# Introduction
Density-Based Spatial Clustering of Applications with Noise (DBSCAN), is a data clustering algorithm that works by identifying clusters of high density points separated by regions of low density. Unlike K-Means or GMMs that rely on distances or predefined centres, DBSCAN focuses on the density of points to group them.

### Density based clustering
DBSCAN does not require pre-defining the number of clusters or specifying initial centroids. It discovers clusters based on how closely packed the data points are in a specific area.

### Outlier handling
DBSCAN excels at identifying outlier because points with few neighbors are classified as noise, making it robust to data with outliers.

### Flexible clustering
DBSCAN isn't limited to spherical clusters like K-Means. It can effectlvely handle clusters of arbitrary shapes, such as elongated or crescent-shaped ones.

### Intuition behind DBSCAN
Unlike K-Means and GMMs, which rely on distance metrics, DBSCAN focuses on the density of points to identify clusters. This makes it adept at handling datasets with outliers or clusters of irregular shapes.

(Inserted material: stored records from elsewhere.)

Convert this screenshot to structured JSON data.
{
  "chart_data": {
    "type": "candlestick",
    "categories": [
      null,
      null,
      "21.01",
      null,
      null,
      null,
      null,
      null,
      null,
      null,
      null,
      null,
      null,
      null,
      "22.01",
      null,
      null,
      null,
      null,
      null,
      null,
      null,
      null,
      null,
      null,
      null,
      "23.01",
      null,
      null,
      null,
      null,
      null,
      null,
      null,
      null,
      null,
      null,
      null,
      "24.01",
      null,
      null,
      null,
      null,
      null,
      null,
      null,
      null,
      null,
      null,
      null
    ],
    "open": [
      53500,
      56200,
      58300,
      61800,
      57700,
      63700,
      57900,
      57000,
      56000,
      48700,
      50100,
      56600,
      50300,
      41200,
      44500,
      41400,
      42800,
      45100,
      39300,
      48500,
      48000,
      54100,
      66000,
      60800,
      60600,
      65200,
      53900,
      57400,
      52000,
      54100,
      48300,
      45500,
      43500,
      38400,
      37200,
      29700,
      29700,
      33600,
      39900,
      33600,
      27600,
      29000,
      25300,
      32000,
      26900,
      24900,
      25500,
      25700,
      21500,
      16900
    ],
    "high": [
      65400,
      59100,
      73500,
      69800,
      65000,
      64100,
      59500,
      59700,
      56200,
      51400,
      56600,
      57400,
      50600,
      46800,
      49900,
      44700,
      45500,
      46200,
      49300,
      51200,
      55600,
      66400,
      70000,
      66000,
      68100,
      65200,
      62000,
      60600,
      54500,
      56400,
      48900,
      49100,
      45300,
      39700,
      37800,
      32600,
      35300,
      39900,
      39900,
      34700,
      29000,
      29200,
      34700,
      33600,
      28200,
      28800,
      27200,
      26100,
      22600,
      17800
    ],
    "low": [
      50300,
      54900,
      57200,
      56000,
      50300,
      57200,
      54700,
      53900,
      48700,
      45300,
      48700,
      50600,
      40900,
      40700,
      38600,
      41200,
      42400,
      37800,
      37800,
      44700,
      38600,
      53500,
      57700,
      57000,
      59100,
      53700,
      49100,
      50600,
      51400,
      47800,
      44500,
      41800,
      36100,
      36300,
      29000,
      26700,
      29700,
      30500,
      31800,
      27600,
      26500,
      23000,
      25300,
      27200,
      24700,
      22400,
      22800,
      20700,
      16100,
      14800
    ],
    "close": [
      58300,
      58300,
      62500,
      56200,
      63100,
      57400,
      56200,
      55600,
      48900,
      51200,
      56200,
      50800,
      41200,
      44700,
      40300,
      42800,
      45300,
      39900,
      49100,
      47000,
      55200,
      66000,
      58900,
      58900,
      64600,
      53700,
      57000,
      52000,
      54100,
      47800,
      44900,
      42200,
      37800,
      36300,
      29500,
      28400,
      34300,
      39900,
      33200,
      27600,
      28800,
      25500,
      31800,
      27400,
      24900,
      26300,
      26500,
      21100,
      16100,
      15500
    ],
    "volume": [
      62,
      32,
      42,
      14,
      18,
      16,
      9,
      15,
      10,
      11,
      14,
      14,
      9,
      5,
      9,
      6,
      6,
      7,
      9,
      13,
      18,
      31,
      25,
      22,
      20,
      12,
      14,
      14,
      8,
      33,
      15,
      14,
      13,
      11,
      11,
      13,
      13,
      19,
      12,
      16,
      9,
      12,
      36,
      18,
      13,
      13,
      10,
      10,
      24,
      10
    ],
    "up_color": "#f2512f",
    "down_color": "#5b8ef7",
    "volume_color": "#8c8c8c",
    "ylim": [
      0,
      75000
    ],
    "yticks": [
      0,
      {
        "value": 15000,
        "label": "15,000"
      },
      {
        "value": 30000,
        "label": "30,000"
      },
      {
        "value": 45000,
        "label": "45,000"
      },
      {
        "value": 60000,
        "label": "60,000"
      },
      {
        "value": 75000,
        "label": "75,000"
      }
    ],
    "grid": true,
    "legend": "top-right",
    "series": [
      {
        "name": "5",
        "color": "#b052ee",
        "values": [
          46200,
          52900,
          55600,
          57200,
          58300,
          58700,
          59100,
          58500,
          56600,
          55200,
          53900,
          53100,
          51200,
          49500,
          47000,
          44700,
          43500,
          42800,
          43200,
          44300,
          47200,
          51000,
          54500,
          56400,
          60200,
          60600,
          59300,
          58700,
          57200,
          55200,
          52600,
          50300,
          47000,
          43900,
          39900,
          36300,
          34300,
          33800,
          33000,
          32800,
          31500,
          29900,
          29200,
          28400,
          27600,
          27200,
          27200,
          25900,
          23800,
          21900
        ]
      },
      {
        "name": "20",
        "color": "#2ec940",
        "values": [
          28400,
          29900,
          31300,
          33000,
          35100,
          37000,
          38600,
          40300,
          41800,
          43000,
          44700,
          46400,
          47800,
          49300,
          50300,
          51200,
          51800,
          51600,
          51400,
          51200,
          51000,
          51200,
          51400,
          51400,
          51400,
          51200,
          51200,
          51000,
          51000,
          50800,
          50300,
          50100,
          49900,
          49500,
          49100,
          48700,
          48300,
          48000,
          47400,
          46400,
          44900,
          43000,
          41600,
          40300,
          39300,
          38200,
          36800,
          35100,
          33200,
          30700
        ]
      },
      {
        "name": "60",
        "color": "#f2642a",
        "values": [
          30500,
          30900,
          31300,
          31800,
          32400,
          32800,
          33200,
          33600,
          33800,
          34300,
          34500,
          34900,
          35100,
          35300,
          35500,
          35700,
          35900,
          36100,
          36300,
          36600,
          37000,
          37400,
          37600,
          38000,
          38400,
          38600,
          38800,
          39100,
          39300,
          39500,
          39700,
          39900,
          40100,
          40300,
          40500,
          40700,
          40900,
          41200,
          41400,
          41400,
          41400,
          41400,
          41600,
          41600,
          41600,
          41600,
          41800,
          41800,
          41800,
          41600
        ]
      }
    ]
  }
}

Imagine a dataset visualized as points of a graph. Dense regions with many neighboring points likely represent clusters, while isolated points could be outliers. DBSCAN leverages this intuition to group points.

### Advantages
- Robust to outliers: DBSCAN can effectively identify outliers due to its density-based approach.
- Flexible cluster shapes: It can handle clusters of arbitrary shapes, unlike K-Means which assumes spherical clusters.

### Disadvantages
- Parameter sensitivity: The performance of DBSCAN is highly dependent on choosing the appropriate values for epsilon (`eps`) and minimum data points (`min_samples`).
- High time complexity: The time complexity of DBSCAN can be higher compared to K-Means, especially for large datasets.

# Terminology in DBSCAN
DBSCAN operates on a unique principle: identifying clusters based on the density of data points.

### Core points
- Imagine a data point, p.
- Epsilon (`eps`): This parameter defines a radius around p. Think of it as a circle or sphere (hypersphere in higher dimension) centered at p.
- Density at p: This refers to the number of points within the epsilon-neighborhood of p. In simpler terms, it captures how many other data points are close to p.
- A point p is crowned a core point if the density at p (the number of points within its epsilon-neighborhood) is greater than or equal to the minimum points parameter (`min_samples`). Essentially, a core point has a high concentration of neighbors around it, suggesting it resides within a dense region.

### Border points
Not all points fall neatly into the core category. Some exist on the outskirts of clusters. A border point is a point that,
- Is not a core point itself. It does not have enough points in its own epsilon-neighborhood to meet the `min_samples` criteria and be classified as a core point.
- Lies within the epsilon-neighborhood of a core point. It benefits from the density of a nearby core point, even though it does not have a high density of neighbors itself.
- Think of border points like those living in the suburbs of a city - ther're close to a densely populated area (the core point), but their own neighborhood might be less populated.

### Outliers (or noise)
- Data can have isolated points that do not seem to belong to any well defined cluster.
- Points that are neither core points nor border points are classified as outliers or noise.
- These points typically have low density around them (fewer than `min_samples` neighbors within `eps`). They are the loners of the dataset, far away from the hustle and bustle of the clusters.

### Hyperparameters
DBSCAN's performance relies heavily on 2 crucial hyperparameters,
- `min_samples`: This defines the minimum number of neighbors a point needs to be considered a core point. Setting `min_samples` too high might break up the clusters, while setting it too low might include noise points as core points.
- `eps`: This defines the radius of the neighborhood around a point. A small `eps` might miss the points that truly belong to the same cluster, while a large `eps` might merge distinct clusters together. Choosing the right `eps` like picking the perfect zoom level on a map - the details of the cluster should be clearly visible without getting lost in the bigger picture.

### Density edges
Density edge refers to a connection between two data points (vertices) where the distance betweent them is less than or equal to `eps`. It is essentially a line segment connecting 2 points within each other's epsilon-neighborhood. Imagine 2 friends living close enough to walk to each other's house - that is a density edge.

### Density connected points
This concept extends the idea of density edges. Imagine 2 points, p and q, that might be far apart directly. However, if there's a chain of points between them, each connected by density edges (less than `eps` apart), then p and q are considered to be density connected. This captures the notion of clusters that might be elongated or have sparse regions within them. Think of a long winding road connecting 2 towns - even though the towns themselves might be far apart, they are connected by the road (the chain of density connected points).